To submit an abstract, please complete this form by 01 December 2025.
We are also delighted to have invited talks from Tony Arber – University of Warwick, and Lisa-Marie Zessner – Max Planck Institute for Solar System Physics.
For more information, please contact [email protected] or [email protected].
Meeting Overview
Recent advances in both observational and numerical techniques have revealed the wealth of physical phenomena present in the solar chromosphere, and its critical role in energy transport and heating of the solar atmosphere, however the relative importance and interplay between many of these terms is still to be determined. Whilst a geometrically thin layer (~2Mm), the chromosphere typically spans nine vertical pressure scale heights, with dramatically varying ionisation fractions, and given its increased density radiates more energy than the corona. As our understanding of the lower solar atmosphere advances, it has become overwhelmingly clear that the traditional methods for modelling the solar atmosphere are insufficient to explain observed phenomena and quantify energy fluxes from ubiquitous events, such as spicules and flux emergence. As such, modelling has begun to incorporate non-MHD-like phenomena such as radiative transfer and partial ionisation to more-accurately capture the salient physics and accurately model the solar atmosphere. However, implementing many essential extensions, such as optically-thick radiative transfer and partial ionisation, is a nontrivial task and continues to complicate any confrontation between theory with observations.
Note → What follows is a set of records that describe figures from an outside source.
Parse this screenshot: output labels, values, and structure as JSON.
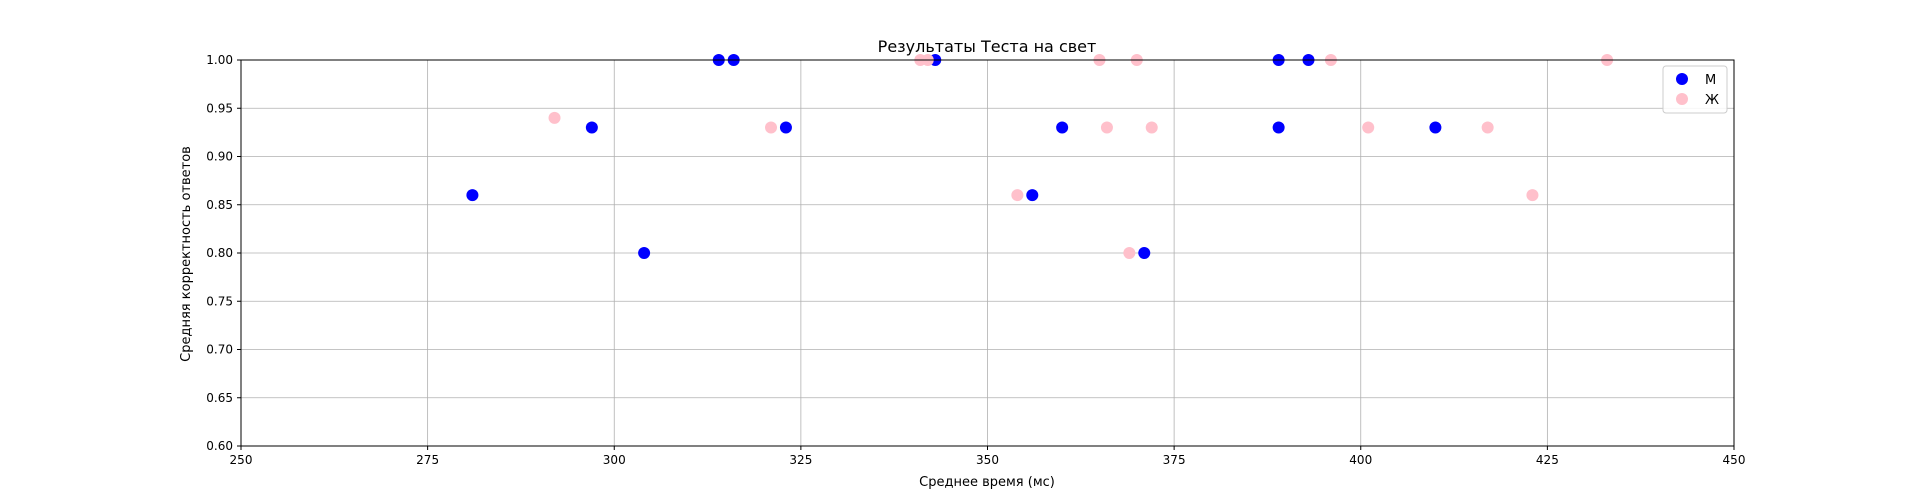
{
  "chart_data": {
    "type": "scatter",
    "title": "Результаты Теста на свет",
    "xlabel": "Среднее время (мс)",
    "ylabel": "Средняя корректность ответов",
    "xlim": [
      250,
      450
    ],
    "ylim": [
      0.6,
      1.0
    ],
    "xticks": [
      "250",
      "275",
      "300",
      "325",
      "350",
      "375",
      "400",
      "425",
      "450"
    ],
    "yticks": [
      "0.60",
      "0.65",
      "0.70",
      "0.75",
      "0.80",
      "0.85",
      "0.90",
      "0.95",
      "1.00"
    ],
    "grid": true,
    "legend_position": "top-right",
    "series": [
      {
        "name": "М",
        "color": "#0000ff",
        "points": [
          {
            "x": 281,
            "y": 0.86
          },
          {
            "x": 297,
            "y": 0.93
          },
          {
            "x": 304,
            "y": 0.8
          },
          {
            "x": 314,
            "y": 1.0
          },
          {
            "x": 316,
            "y": 1.0
          },
          {
            "x": 323,
            "y": 0.93
          },
          {
            "x": 343,
            "y": 1.0
          },
          {
            "x": 356,
            "y": 0.86
          },
          {
            "x": 360,
            "y": 0.93
          },
          {
            "x": 371,
            "y": 0.8
          },
          {
            "x": 389,
            "y": 1.0
          },
          {
            "x": 389,
            "y": 0.93
          },
          {
            "x": 393,
            "y": 1.0
          },
          {
            "x": 410,
            "y": 0.93
          }
        ]
      },
      {
        "name": "Ж",
        "color": "#ffc0cb",
        "points": [
          {
            "x": 292,
            "y": 0.94
          },
          {
            "x": 321,
            "y": 0.93
          },
          {
            "x": 341,
            "y": 1.0
          },
          {
            "x": 342,
            "y": 1.0
          },
          {
            "x": 354,
            "y": 0.86
          },
          {
            "x": 365,
            "y": 1.0
          },
          {
            "x": 366,
            "y": 0.93
          },
          {
            "x": 369,
            "y": 0.8
          },
          {
            "x": 370,
            "y": 1.0
          },
          {
            "x": 372,
            "y": 0.93
          },
          {
            "x": 396,
            "y": 1.0
          },
          {
            "x": 401,
            "y": 0.93
          },
          {
            "x": 417,
            "y": 0.93
          },
          {
            "x": 423,
            "y": 0.86
          },
          {
            "x": 433,
            "y": 1.0
          }
        ]
      }
    ]
  }
}
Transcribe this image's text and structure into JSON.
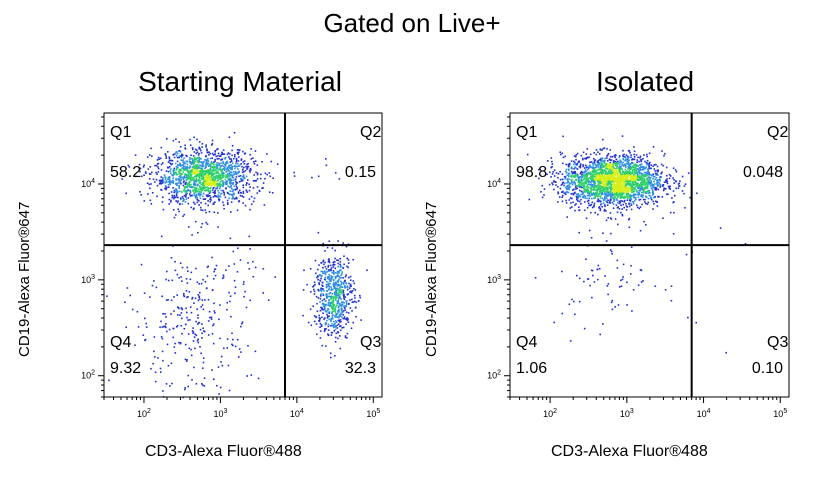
{
  "figure": {
    "title": "Gated on Live+"
  },
  "chart_data": [
    {
      "type": "scatter",
      "subtype": "flow-cytometry-density-dot-plot",
      "title": "Starting Material",
      "xlabel": "CD3-Alexa Fluor®488",
      "ylabel": "CD19-Alexa Fluor®647",
      "xscale": "log",
      "yscale": "log",
      "xlim": [
        30,
        130000
      ],
      "ylim": [
        60,
        55000
      ],
      "x_ticks": [
        100,
        1000,
        10000,
        100000
      ],
      "y_ticks": [
        100,
        1000,
        10000
      ],
      "gate": {
        "x": 7000,
        "y": 2300
      },
      "quadrants": [
        {
          "name": "Q1",
          "percent": "58.2",
          "position": "top-left"
        },
        {
          "name": "Q2",
          "percent": "0.15",
          "position": "top-right"
        },
        {
          "name": "Q3",
          "percent": "32.3",
          "position": "bottom-right"
        },
        {
          "name": "Q4",
          "percent": "9.32",
          "position": "bottom-left"
        }
      ],
      "populations": [
        {
          "center": [
            600,
            12000
          ],
          "spread": [
            0.33,
            0.14
          ],
          "count": 1500
        },
        {
          "center": [
            30000,
            700
          ],
          "spread": [
            0.13,
            0.22
          ],
          "count": 650
        },
        {
          "center": [
            450,
            500
          ],
          "spread": [
            0.38,
            0.38
          ],
          "count": 260
        },
        {
          "center": [
            400,
            150
          ],
          "spread": [
            0.4,
            0.3
          ],
          "count": 60
        },
        {
          "center": [
            25000,
            10000
          ],
          "spread": [
            0.2,
            0.2
          ],
          "count": 6
        }
      ]
    },
    {
      "type": "scatter",
      "subtype": "flow-cytometry-density-dot-plot",
      "title": "Isolated",
      "xlabel": "CD3-Alexa Fluor®488",
      "ylabel": "CD19-Alexa Fluor®647",
      "xscale": "log",
      "yscale": "log",
      "xlim": [
        30,
        130000
      ],
      "ylim": [
        60,
        55000
      ],
      "x_ticks": [
        100,
        1000,
        10000,
        100000
      ],
      "y_ticks": [
        100,
        1000,
        10000
      ],
      "gate": {
        "x": 7000,
        "y": 2300
      },
      "quadrants": [
        {
          "name": "Q1",
          "percent": "98.8",
          "position": "top-left"
        },
        {
          "name": "Q2",
          "percent": "0.048",
          "position": "top-right"
        },
        {
          "name": "Q3",
          "percent": "0.10",
          "position": "bottom-right"
        },
        {
          "name": "Q4",
          "percent": "1.06",
          "position": "bottom-left"
        }
      ],
      "populations": [
        {
          "center": [
            650,
            11000
          ],
          "spread": [
            0.33,
            0.13
          ],
          "count": 2300
        },
        {
          "center": [
            600,
            1200
          ],
          "spread": [
            0.35,
            0.3
          ],
          "count": 90
        },
        {
          "center": [
            20000,
            1500
          ],
          "spread": [
            0.4,
            0.4
          ],
          "count": 6
        }
      ]
    }
  ],
  "colors": {
    "sparse": "#1f2fd0",
    "low": "#2f8fe0",
    "mid": "#2dcf6a",
    "high": "#d8ee1a",
    "axis": "#000000",
    "gate": "#000000"
  }
}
In anticipation of the upcoming next generation of observational and numerical infrastructure (e.g., DKIST, EST, EUVST, SAMS) we propose this focused session on the physics and observational counterparts of plasma in the lower solar atmosphere. Our main goals are to facilitate a comprehensive summary of recent successes and discrepancies to highlight areas on which to focus in the coming years, and how to best utilise the latest techniques to understand out enigmatic Sun within available computational and observational limits.